April 2, 2013
Two Shawnee City Council incumbents defeated their challengers and one incumbent fell during the general election Tuesday.
In Ward 1, incumbent Dan Pflumm defeated John Segale 767 (55.7 percent) to 607 (44 percent).
In Ward 2, challenger Michael Kemmling defeated incumbent Alan Willoughby, who was appointed to his seat last July. The totals were 673 votes for Kemmling and 532 for Willoughby.
In Ward 3, incumbent Jeff Vaught decisively defeated challenger Gordon Herron by a vote of 797 (62.5 percent) to 475 (37.25 percent).
Michelle Distler, unopposed in Ward 4, received 633 votes.
Pflumm, Kemmling, Herron were keeping tabs on the results during an election watch party sponsored by the Northwest Johnson County Republicans at Minsky’s Pizza in the WestGlen Shopping Center.
The NWJCR, a conservative GOP group, endorsed Pflumm, Kemmling, Herron and Distler in their Shawnee City Council races.
Party politics, however, wasn’t the only thing that those candidates had in common.
In addition, all four have voiced support for municipal government being more transparent and responsive to constituents, including those critical of the city and its staff.
“I think the people were tired of what was going on in Shawnee,” Kemmling said. “There’s a perception that the tail is wagging the dog.”
The constituents vs. staff theme became more pronounced last May, when former Ward 2 City Councilman David Morris resigned his seat.
After emails between Morris and City Manager Carol Gonzales were obtained by The Dispatch, Morris acknowledged he had resigned due to philosophical differences with Gonzales over the role of City Council members.
“Staff doesn’t see your role as ‘advocating for citizens,’” Gonzales wrote after Morris had intervened in a landscaping issue on behalf of a resident. “They see a council member’s role as being part of a city team that all works together for the overall good of the community. Based on how you have approached things since being elected, staff members feel like you always believe the citizen and always just assume that we are making big mistakes and not handling things right.”
In July, Willoughby, the uncle by marriage of Mayor Jeff Meyers, was appointed over four other applicants to replace Morris. Allegations that the appointment followed private discussions involving the mayor and members of the council prompted an investigation by the Johnson County District Attorney’s Office. It found that those involved in the discussions had violated the spirit of the Kansas Open Meetings Act.
“A lot of the feedback I received (while campaigning) was about the appointment process” that resulted in Willoughby replacing Morris, said Kemmling, who was one of five applicants who sought the appointment.

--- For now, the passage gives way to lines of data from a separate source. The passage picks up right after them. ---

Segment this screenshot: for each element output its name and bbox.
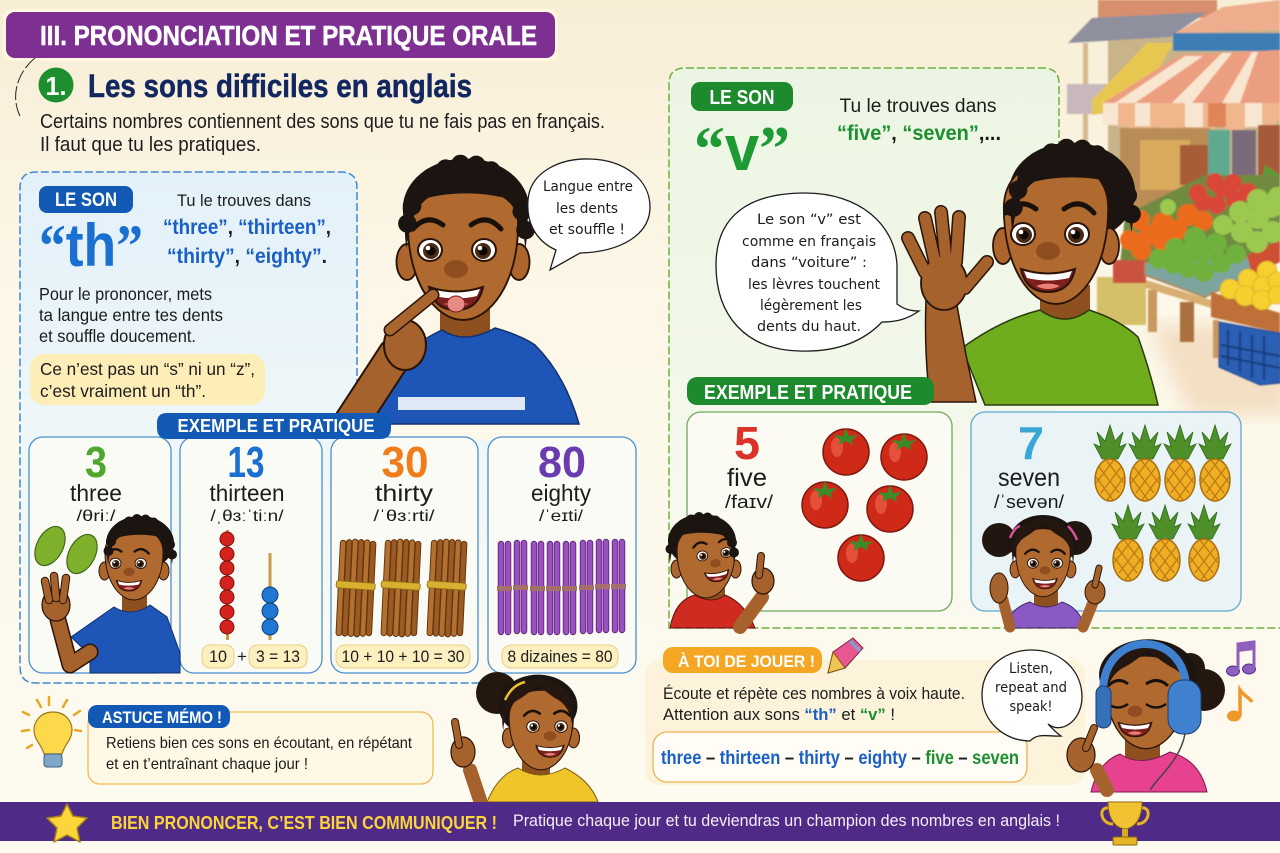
bottom banner	[0, 802, 1280, 841]
badge: le son	[691, 82, 793, 111]
introduction text: Certains nombres contiennent des sons que tu ne fais pas en français.	[40, 111, 605, 133]
panel: astuce memo	[88, 705, 433, 784]
card: seven: 7	[1018, 417, 1044, 469]
speech bubble: th	[528, 159, 650, 270]
panel: astuce memo: Retiens bien ces sons en écoutant, en répétant	[106, 735, 413, 752]
card: three: /θriː/	[76, 508, 116, 525]
speech bubble: listen: Listen,	[1009, 661, 1053, 677]
speech bubble: th: Langue entre	[543, 179, 633, 195]
card: seven: /ˈsevən/	[994, 492, 1064, 512]
card: seven: seven	[998, 464, 1060, 492]
card: thirteen: /ˌθɜːˈtiːn/	[210, 508, 284, 525]
badge: exemple et pratique blue	[157, 413, 391, 439]
card: five	[687, 412, 952, 611]
words containing th: “thirty”, “eighty”.	[167, 245, 327, 268]
boy showing three fingers	[42, 514, 180, 673]
panel: a toi de jouer: Attention aux sons “th” et “v” !	[663, 705, 895, 724]
yellow note: c’est vraiment un “th”.	[40, 381, 206, 401]
words containing v	[837, 96, 1001, 145]
card: three: 3	[85, 438, 107, 487]
sound label th: “th”	[39, 212, 143, 279]
panel: a toi de jouer: three – thirteen – thirty – eighty – five – seven	[661, 748, 1019, 769]
speech bubble: v: dans “voiture” :	[751, 255, 867, 271]
girl pointing up	[451, 672, 598, 802]
bottom banner: Pratique chaque jour et tu deviendras un champion des nombres en anglais !	[513, 811, 1060, 830]
five tomatoes	[802, 428, 927, 581]
introduction text	[40, 111, 605, 156]
yellow note	[30, 354, 265, 405]
words containing th	[163, 191, 331, 268]
panel: a toi de jouer: Écoute et répète ces nombres à voix haute.	[663, 684, 965, 703]
speech bubble: v: les lèvres touchent	[748, 277, 880, 293]
icon: orange music note	[1227, 690, 1252, 722]
section heading: Les sons difficiles en anglais	[88, 68, 472, 104]
bottom banner: BIEN PRONONCER, C’EST BIEN COMMUNIQUER !	[111, 813, 497, 833]
boy thumbs up	[666, 512, 774, 628]
card: thirty: thirty	[375, 480, 434, 506]
card: three: three	[70, 480, 122, 506]
speech bubble: listen: speak!	[1010, 699, 1052, 715]
badge: le son: LE SON	[710, 87, 774, 109]
badge: le son	[39, 186, 133, 213]
equation	[202, 645, 307, 668]
card: thirty: 30	[382, 438, 428, 487]
speech bubble: listen	[982, 650, 1082, 741]
card: five: 5	[734, 417, 760, 469]
speech bubble: th: les dents	[556, 201, 618, 217]
words containing th: Tu le trouves dans	[177, 191, 311, 210]
how to pronounce: ta langue entre tes dents	[39, 305, 223, 325]
cards row for th	[29, 437, 636, 673]
icon: trophy	[1102, 802, 1148, 845]
badge: exemple et pratique blue: EXEMPLE ET PRATIQUE	[178, 416, 374, 436]
words containing v: “five”, “seven”,...	[837, 122, 1001, 145]
icon: star	[47, 804, 87, 842]
title banner	[3, 9, 558, 61]
words containing th: “three”, “thirteen”,	[163, 216, 331, 239]
section heading: 1.	[46, 71, 66, 101]
icon: purple music note	[1226, 642, 1256, 676]
card: thirteen: thirteen	[210, 480, 284, 506]
boy explaining th	[350, 155, 579, 424]
yellow note: Ce n’est pas un “s” ni un “z”,	[40, 359, 255, 379]
bundles of sticks	[333, 541, 469, 635]
panel: a toi de jouer: À TOI DE JOUER !	[678, 652, 815, 671]
equation: +	[237, 647, 247, 666]
badge: exemple et pratique green: EXEMPLE ET PRATIQUE	[704, 382, 912, 404]
badge: le son: LE SON	[55, 190, 117, 211]
how to pronounce: et souffle doucement.	[39, 326, 196, 346]
words containing v: Tu le trouves dans	[840, 96, 996, 117]
card: thirty	[331, 437, 478, 673]
card: eighty: eighty	[531, 480, 591, 506]
speech bubble: v: Le son “v” est	[757, 212, 862, 228]
how to pronounce	[39, 284, 223, 346]
sound label v: “v”	[694, 112, 790, 184]
icon: two mangoes	[29, 521, 103, 579]
card: thirty: /ˈθɜːrti/	[374, 508, 435, 525]
card: seven	[971, 412, 1241, 611]
card: eighty	[488, 437, 636, 673]
panel: v sound	[669, 68, 1280, 628]
panel: astuce memo: et en t’entraînant chaque jour !	[106, 756, 308, 773]
boy waving	[908, 139, 1158, 405]
how to pronounce: Pour le prononcer, mets	[39, 284, 212, 304]
panel: th sound	[20, 172, 637, 683]
icon: pencil	[828, 638, 863, 673]
card: eighty: /ˈeɪti/	[539, 508, 584, 525]
card: three	[29, 437, 171, 673]
seven pineapples	[1094, 425, 1231, 581]
market background illustration	[1067, 0, 1280, 415]
card: five: /faɪv/	[725, 492, 773, 512]
speech bubble: v: comme en français	[742, 234, 876, 250]
equation: 10 + 10 + 10 = 30	[342, 647, 464, 666]
speech bubble: v: légèrement les	[760, 298, 862, 314]
girl with buns	[982, 515, 1105, 628]
equation: 8 dizaines = 80	[508, 647, 612, 666]
speech bubble: v	[716, 193, 919, 351]
equation: 3 = 13	[256, 647, 300, 666]
card: thirteen: 13	[228, 438, 264, 487]
introduction text: Il faut que tu les pratiques.	[40, 134, 261, 156]
girl with headphones	[1067, 639, 1225, 792]
speech bubble: th: et souffle !	[549, 222, 625, 238]
speech bubble: v: dents du haut.	[757, 319, 861, 335]
equation: 10	[209, 647, 227, 666]
curved dashed decoration	[16, 58, 35, 116]
purple sticks	[497, 542, 626, 632]
card: thirteen	[180, 437, 322, 673]
card: five: five	[727, 464, 767, 492]
card: eighty: 80	[538, 438, 586, 487]
speech bubble: listen: repeat and	[995, 680, 1067, 696]
icon: light bulb	[22, 697, 81, 767]
panel: a toi de jouer	[645, 647, 1085, 785]
abacus: ten red beads and three blue	[220, 530, 278, 640]
title banner: III. PRONONCIATION ET PRATIQUE ORALE	[40, 20, 537, 51]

The two council members who voted for Kemmling in July, Pflumm and Distler, noted that he deserved the appointment because he had run for a Ward 2 seat earlier that year, losing to incumbent Neal Sawyer by only 11 votes.
Vaught, who voted for Willoughby’s appointment, criticized the district attorney’s statement that the council had violated the spirit of the open meetings act while finding no actual violation of the act.
In seeking to unseat Vaught, Herron’s campaign issued a mailer, quoting District Attorney Steve Howe as saying, “the electors will ultimately have the ability to judge the actions of the members of the city council and Mayor Meyers.”
The campaign piece also included Vaught’s response, which asked, “What the hell kind of statement is that from the District Attorney’s Office?”
Another mailer characterized Vaught as a “deadbeat dad” and “backroom broker” while criticizing him for spending $2,353 in taxpayer money to attend a recent League of Municipalities conference in Boston along with other council members.
Vaught said Tuesday’s vote showed that “partisan politics and that nasty demeanor don’t play well” in Ward 3, where voters are “very happy with their city, with their city services and with their quality of life.”
“I feel like I ran a clean campaign and they ran an attack campaign,” Vaught said.
Herron, however, attributed his loss to the fact that a De Soto school board race and De Soto school district tax question on the ballot in Ward 3 had attracted to the polls many voters who weren’t familiar with what’s been going on at City Hall.
Pflumm didn’t have much to say about his race other than it was a clean one in which he and Segale both worked hard.
“Congratulations to Mr. Pflumm,” Segale said. “ Although I did not prevail I will continue to fight on for what I believe is the right path forward for our community and I would encourage my supporters to do the same.”